Golden Veroleum Liberia dit « à plus tard » à la RSPO, ou serait-ce « adieu » ?
by Tom Lomax
En réponse au verdict accablant rendu par le Comité des plaintes de la RSPO concernant GOLDEN VEROLEUM LIBERIA (GVL) – verdict maintenu en appel (voir le dossier au complet ici) – GVL a annoncé sa décision de « retirer temporairement » son adhésion à la RSPO.
Cette décision semble avoir été autorisée par son principal investisseur, le géant de la production d’huile de palme enregistré à Singapour Golden Agri-Resources (GAR), mettant sans doute GAR lui-même en situation de violation du Code de conduite de la RSPO. Cela devrait sonner l’alarme pour les investisseurs et les clients de GAR à la lumière d'un récent rapport des Amis de la terre mentionnant les liens financiers entre GAR et d’importantes firmes mondiales, telles que BlackRock, Vanguard, Rabobank, Citibank, Robeco, Northern Trust et la firme anglaise Silchester International Investors, ainsi que pour les acheteurs de GAR, notamment Nestlé, Procter & Gamble, Unilever, PZ Cussons et PepsiCo.
La concession d’huile de palme de GVL au Libéria est controversée depuis le début.

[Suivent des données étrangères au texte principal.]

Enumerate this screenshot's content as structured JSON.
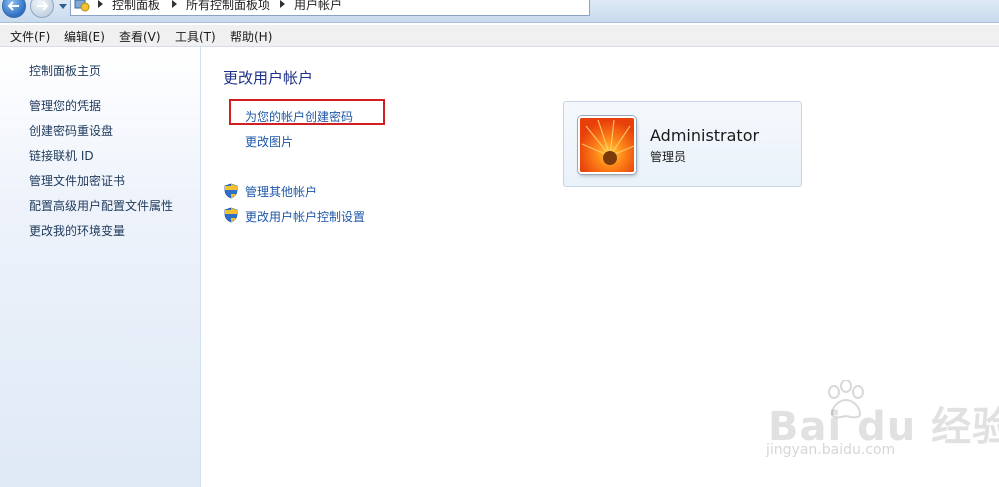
{
  "breadcrumb": [
    "控制面板",
    "所有控制面板项",
    "用户帐户"
  ],
  "menu": [
    "文件(F)",
    "编辑(E)",
    "查看(V)",
    "工具(T)",
    "帮助(H)"
  ],
  "sidebar": {
    "home": "控制面板主页",
    "items": [
      "管理您的凭据",
      "创建密码重设盘",
      "链接联机 ID",
      "管理文件加密证书",
      "配置高级用户配置文件属性",
      "更改我的环境变量"
    ]
  },
  "main": {
    "title": "更改用户帐户",
    "tasks": [
      "为您的帐户创建密码",
      "更改图片"
    ],
    "shield_tasks": [
      "管理其他帐户",
      "更改用户帐户控制设置"
    ]
  },
  "account": {
    "name": "Administrator",
    "role": "管理员"
  },
  "watermark": {
    "brand": "Bai du 经验",
    "url": "jingyan.baidu.com"
  },
  "colors": {
    "link": "#1e57a8",
    "title": "#1e3287",
    "highlight": "#d11f23"
  }
}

Compte tenu de l’attachement indéfectible de GVL au modèle de concession « terres bon marché – communautés bon marché », qui fait payer le prix à l’environnement et aux droits humains, cela n’a rien d’étonnant. Ce ne sera pas étonnant non plus pour la communauté et les acteurs de la société civile libérienne qui se sont lassés d'entendre la rhétorique de « leader du marché » de GVL, alors qu’ils dénoncent l’entreprise auprès de la RSPO pour avoir pris les terres des communautés sans leur consentement, pillé des lieux de sépulture, rasé des forêts très hautes et, dernièrement, pour avoir construit leur première usine de transformation sur la colline sacrée de la communauté blogbo.

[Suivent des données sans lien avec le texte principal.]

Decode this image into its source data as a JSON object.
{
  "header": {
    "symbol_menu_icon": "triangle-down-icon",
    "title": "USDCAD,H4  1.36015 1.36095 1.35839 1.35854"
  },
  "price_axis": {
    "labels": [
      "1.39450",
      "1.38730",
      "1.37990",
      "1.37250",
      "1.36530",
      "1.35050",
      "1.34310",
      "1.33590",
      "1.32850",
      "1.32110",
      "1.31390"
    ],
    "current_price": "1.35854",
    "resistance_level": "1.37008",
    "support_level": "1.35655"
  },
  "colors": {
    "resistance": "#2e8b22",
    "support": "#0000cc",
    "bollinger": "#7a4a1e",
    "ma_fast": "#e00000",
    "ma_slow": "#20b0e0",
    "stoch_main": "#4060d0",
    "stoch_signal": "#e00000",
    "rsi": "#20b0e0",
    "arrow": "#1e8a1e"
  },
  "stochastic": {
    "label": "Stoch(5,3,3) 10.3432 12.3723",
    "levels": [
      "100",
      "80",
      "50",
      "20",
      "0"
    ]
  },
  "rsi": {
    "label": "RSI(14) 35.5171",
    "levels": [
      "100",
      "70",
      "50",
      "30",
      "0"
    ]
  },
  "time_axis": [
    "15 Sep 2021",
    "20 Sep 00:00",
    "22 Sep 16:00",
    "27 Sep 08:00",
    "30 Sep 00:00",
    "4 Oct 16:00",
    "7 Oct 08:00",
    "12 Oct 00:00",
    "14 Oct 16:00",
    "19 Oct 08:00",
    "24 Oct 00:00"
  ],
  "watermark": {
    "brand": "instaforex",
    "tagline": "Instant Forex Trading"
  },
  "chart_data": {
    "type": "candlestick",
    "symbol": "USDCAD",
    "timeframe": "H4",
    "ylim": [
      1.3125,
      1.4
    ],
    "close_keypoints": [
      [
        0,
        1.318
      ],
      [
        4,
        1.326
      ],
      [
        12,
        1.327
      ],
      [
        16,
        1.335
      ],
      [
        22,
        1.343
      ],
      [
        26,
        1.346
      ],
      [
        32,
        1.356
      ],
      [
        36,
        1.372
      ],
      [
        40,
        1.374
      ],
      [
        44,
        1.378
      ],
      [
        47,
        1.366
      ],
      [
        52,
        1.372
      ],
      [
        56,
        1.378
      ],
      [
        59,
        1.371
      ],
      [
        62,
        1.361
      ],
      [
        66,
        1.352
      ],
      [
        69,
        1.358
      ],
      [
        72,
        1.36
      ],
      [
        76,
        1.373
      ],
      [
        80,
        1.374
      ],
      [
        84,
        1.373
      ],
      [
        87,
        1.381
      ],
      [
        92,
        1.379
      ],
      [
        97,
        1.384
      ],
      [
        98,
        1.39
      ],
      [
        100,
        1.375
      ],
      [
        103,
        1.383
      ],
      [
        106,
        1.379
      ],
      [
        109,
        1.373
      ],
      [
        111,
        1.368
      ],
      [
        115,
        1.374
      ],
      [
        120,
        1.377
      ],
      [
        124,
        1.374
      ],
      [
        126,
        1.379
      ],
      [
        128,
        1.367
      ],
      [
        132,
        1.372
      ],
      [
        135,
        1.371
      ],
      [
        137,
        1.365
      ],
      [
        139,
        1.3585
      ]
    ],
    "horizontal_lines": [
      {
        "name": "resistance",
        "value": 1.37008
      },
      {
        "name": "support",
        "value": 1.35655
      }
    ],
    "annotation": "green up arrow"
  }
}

Le Groupe de travail de la société civile sur le palmier à huile du Libéria a déclaré que la décision de GVL de se retirer « traduit un manque d’engagement à se conformer totalement aux lois libériennes, à respecter les droits humains et à protéger l’environnement ». Tout en exprimant sa déception et son inquiétude face à la décision, le Groupe de travail a signalé que celle-ci vient rappeler au Libéria qu'il est nécessaire d'adopter une loi tant attendue sur les droits fonciers qui assure véritablement une protection juridiquement contraignante pour les droits fonciers des communautés, plutôt que la simple réglementation volontaire offerte par la RSPO.

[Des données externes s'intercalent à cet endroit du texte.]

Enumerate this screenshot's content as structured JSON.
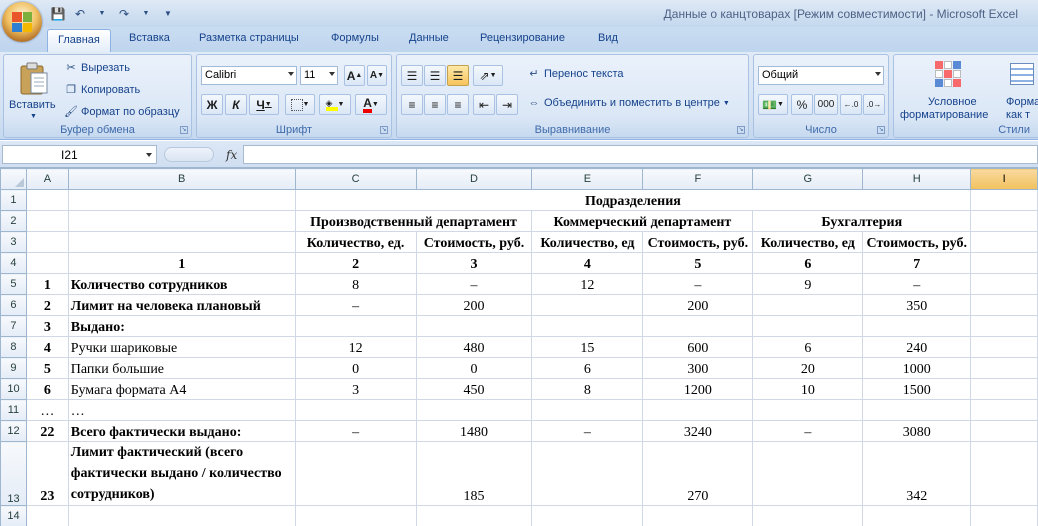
{
  "window": {
    "title": "Данные о канцтоварах  [Режим совместимости] - Microsoft Excel"
  },
  "tabs": [
    "Главная",
    "Вставка",
    "Разметка страницы",
    "Формулы",
    "Данные",
    "Рецензирование",
    "Вид"
  ],
  "ribbon": {
    "clipboard": {
      "label": "Буфер обмена",
      "paste": "Вставить",
      "cut": "Вырезать",
      "copy": "Копировать",
      "format_painter": "Формат по образцу"
    },
    "font": {
      "label": "Шрифт",
      "name": "Calibri",
      "size": "11",
      "bold": "Ж",
      "italic": "К",
      "underline": "Ч",
      "grow": "A",
      "shrink": "A",
      "color_letter": "A"
    },
    "alignment": {
      "label": "Выравнивание",
      "wrap": "Перенос текста",
      "merge": "Объединить и поместить в центре"
    },
    "number": {
      "label": "Число",
      "format": "Общий",
      "percent": "%",
      "thousands": "000"
    },
    "styles": {
      "label": "Стили",
      "conditional_line1": "Условное",
      "conditional_line2": "форматирование",
      "format_as_line1": "Форма",
      "format_as_line2": "как т"
    }
  },
  "formula_bar": {
    "name_box": "I21",
    "fx": "fx",
    "formula": ""
  },
  "colors": {
    "selected_header": "#f1c15f",
    "grid_line": "#d0d7e5",
    "header_bg": "#e4ecf7"
  },
  "columns": [
    "A",
    "B",
    "C",
    "D",
    "E",
    "F",
    "G",
    "H",
    "I"
  ],
  "rows": [
    "1",
    "2",
    "3",
    "4",
    "5",
    "6",
    "7",
    "8",
    "9",
    "10",
    "11",
    "12",
    "13",
    "14"
  ],
  "cells": {
    "r1": {
      "c": "Подразделения"
    },
    "r2": {
      "c": "Производственный департамент",
      "e": "Коммерческий департамент",
      "g": "Бухгалтерия"
    },
    "r3": {
      "c": "Количество, ед.",
      "d": "Стоимость, руб.",
      "e": "Количество, ед",
      "f": "Стоимость, руб.",
      "g": "Количество, ед",
      "h": "Стоимость, руб."
    },
    "r4": {
      "b": "1",
      "c": "2",
      "d": "3",
      "e": "4",
      "f": "5",
      "g": "6",
      "h": "7"
    },
    "r5": {
      "a": "1",
      "b": "Количество сотрудников",
      "c": "8",
      "d": "–",
      "e": "12",
      "f": "–",
      "g": "9",
      "h": "–"
    },
    "r6": {
      "a": "2",
      "b": "Лимит на человека плановый",
      "c": "–",
      "d": "200",
      "f": "200",
      "h": "350"
    },
    "r7": {
      "a": "3",
      "b": "Выдано:"
    },
    "r8": {
      "a": "4",
      "b": "Ручки шариковые",
      "c": "12",
      "d": "480",
      "e": "15",
      "f": "600",
      "g": "6",
      "h": "240"
    },
    "r9": {
      "a": "5",
      "b": "Папки большие",
      "c": "0",
      "d": "0",
      "e": "6",
      "f": "300",
      "g": "20",
      "h": "1000"
    },
    "r10": {
      "a": "6",
      "b": "Бумага формата А4",
      "c": "3",
      "d": "450",
      "e": "8",
      "f": "1200",
      "g": "10",
      "h": "1500"
    },
    "r11": {
      "a": "…",
      "b": "…"
    },
    "r12": {
      "a": "22",
      "b": "Всего фактически выдано:",
      "c": "–",
      "d": "1480",
      "e": "–",
      "f": "3240",
      "g": "–",
      "h": "3080"
    },
    "r13": {
      "a": "23",
      "b": "Лимит фактический  (всего фактически выдано / количество сотрудников)",
      "d": "185",
      "f": "270",
      "h": "342"
    }
  }
}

Dans son annonce du retrait apparemment temporaire de GVL en même temps qu’il présentait son plan durable, le tout nouveau DG de GVL, Patrice Lobet, a affirmé que « la meilleure façon dont GVL peut honorer l’esprit des Principes et critères de la RSPO, c’est en se retirant ».
On ne sait pas très bien comment GVL peut espérer éviter les contradictions évidentes entre sa déclaration publique et ses actions, alors que ses véritables intentions semblent claires : GVL rejette le jugement et les recommandations de la RSPO et, en renonçant à sa qualité de membre, tente d’éviter d’avoir à rendre des comptes. Cette décision vient rallonger considérablement, et non raccourcir, le chemin menant à la prétendue durabilité de GVL et semble en fait venir enterrer à tout jamais les chances d’obtenir une certification crédible de production durable de l’huile de palme.
Les actions de GVL nuiront aussi inévitablement à la crédibilité de la RSPO, une critique répétée de ce système de certification étant que les entreprises peuvent facilement éviter d'avoir à respecter sa norme de durabilité en retirant leur adhésion. La RSPO se fera demander d’élaborer des procédures visant à décourager et à sanctionner les entreprises qui renoncent à leur qualité des membres alors que des plaintes restent en suspens. Ceci dit, la RSPO a aussi d’énormes mérites. Malgré une démarche tortueuse et frustrante pour les plaignants, la RSPO a renforcé son système de plainte et s’est montrée disposée à condamner les entreprises membres qui enfreignent sa norme. Il est à espérer que cela servira d’avertissement pour d’autres entreprises qui tenteraient d’utiliser leur statut de membre pour masquer des pratiques non durables, pourvu que la RSPO soit aussi ferme par rapport au principal investisseur de GVL, GAR.